Human-readable formats of encoding tend to be popular as they can be understood without needing an decoding schema. The main formats in this format are:

  1. JSON
    • No strict schema, so it’s flexible. Schema validation needs to be agreed upon outside of a strict schema.
    • Widely supported in the web browser space.
  2. XML
    • Not very popular in newer technologies anymore.
    • Not binary encoded, but still hard to read due to verbosity.

binary formats

Binary formats are not readable without an encoding schema, but are able to compress data more. As such, they are more useful for company-internal usecases.

Major technologies in this space include Thrift, Protocol Buffers, and Avro.
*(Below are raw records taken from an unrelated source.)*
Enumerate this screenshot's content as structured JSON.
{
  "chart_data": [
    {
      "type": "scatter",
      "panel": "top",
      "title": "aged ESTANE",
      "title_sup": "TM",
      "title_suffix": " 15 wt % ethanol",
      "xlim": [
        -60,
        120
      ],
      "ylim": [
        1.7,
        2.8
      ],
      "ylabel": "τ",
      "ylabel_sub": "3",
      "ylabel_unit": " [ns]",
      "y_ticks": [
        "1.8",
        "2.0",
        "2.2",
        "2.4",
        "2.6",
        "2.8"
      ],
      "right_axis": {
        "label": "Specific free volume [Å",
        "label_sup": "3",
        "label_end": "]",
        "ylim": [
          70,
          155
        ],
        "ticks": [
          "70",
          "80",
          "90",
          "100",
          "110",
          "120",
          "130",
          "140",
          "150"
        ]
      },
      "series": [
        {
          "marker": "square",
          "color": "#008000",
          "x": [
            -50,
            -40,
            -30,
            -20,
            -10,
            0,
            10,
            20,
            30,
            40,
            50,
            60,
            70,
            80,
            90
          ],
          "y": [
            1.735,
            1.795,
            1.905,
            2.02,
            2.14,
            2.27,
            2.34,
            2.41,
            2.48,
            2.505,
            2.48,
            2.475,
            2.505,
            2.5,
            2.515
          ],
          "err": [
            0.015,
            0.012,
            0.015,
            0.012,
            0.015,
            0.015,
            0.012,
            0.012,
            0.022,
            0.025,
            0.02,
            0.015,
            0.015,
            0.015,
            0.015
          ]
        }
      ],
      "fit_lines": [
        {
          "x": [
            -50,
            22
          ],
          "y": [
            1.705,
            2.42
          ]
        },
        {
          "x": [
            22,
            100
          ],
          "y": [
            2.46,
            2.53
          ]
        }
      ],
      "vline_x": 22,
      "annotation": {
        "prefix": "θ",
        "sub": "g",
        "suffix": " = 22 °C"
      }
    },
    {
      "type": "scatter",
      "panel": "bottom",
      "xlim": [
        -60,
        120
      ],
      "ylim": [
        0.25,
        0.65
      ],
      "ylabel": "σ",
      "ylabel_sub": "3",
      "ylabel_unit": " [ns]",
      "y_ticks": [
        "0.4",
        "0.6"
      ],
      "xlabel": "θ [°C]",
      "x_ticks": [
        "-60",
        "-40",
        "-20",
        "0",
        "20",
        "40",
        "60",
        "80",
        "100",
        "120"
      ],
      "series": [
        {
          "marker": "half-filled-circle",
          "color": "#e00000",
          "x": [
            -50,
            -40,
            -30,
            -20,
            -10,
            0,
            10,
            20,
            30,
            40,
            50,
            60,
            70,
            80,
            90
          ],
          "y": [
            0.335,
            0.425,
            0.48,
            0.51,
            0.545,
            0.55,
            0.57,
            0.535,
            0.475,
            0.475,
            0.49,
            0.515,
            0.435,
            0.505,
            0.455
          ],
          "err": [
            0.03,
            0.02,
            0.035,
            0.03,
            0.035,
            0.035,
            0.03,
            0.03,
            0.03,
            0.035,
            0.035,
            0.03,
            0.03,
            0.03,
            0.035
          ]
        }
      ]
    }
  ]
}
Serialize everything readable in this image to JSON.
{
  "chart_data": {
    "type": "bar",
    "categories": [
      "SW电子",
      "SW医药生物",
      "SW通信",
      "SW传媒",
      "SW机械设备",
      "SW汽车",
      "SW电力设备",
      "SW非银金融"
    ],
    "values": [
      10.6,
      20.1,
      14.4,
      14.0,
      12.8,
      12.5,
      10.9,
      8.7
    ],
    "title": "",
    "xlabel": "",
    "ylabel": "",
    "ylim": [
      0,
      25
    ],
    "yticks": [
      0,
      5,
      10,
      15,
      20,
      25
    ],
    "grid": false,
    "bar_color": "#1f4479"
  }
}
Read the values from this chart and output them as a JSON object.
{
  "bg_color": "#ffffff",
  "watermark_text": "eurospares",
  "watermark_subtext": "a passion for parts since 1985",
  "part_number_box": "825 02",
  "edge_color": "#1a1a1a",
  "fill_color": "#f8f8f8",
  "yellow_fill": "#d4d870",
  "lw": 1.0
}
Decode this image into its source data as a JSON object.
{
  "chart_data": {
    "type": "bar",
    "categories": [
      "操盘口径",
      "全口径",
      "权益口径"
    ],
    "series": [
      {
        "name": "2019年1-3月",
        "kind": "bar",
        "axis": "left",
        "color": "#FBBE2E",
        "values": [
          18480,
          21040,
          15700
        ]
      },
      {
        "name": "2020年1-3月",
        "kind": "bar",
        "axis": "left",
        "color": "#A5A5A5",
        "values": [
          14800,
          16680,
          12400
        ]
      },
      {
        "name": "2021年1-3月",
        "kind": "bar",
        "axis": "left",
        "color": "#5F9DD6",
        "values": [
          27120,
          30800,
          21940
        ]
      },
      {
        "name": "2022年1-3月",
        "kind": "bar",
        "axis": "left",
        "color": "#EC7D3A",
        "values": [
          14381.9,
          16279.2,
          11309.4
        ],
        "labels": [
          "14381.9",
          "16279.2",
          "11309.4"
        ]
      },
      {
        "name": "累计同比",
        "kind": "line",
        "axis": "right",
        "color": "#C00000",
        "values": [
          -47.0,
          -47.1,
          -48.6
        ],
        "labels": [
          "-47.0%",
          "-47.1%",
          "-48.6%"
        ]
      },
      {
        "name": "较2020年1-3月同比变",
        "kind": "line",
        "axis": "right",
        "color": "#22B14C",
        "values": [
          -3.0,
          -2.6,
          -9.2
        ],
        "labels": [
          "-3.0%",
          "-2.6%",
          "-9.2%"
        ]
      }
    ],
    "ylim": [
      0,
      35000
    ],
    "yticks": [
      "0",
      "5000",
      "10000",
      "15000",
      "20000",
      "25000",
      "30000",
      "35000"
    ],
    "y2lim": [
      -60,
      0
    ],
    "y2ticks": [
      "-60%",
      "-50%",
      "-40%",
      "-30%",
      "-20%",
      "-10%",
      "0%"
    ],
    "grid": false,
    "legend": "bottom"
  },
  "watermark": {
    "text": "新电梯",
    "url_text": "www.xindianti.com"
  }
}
protocol buffers (protobufs)

  • developed by google
  • TODO: ddia pdf page 142

thrift

  • developed by facebook
  • binary encoding that requires an explicit schema to encode/decode
  • TODO: ddia pdf page 139

avro

  • writer schema and reader schema
  • TODO: ddia pdf page 144

importance of evolvability

Business requirements and logic are always changing, and a change to business requirements typically requires schema changes.

Schema changes across a large distributed system without downtime requires rolling changes, meaning that machines may be running different versions of schemas/code at the same time.

Because of this, when considering encoding formats, we need to ensure that our encoding/decoding is evolvable, meaning that it’s backward and forward compatible in the face of schema changes.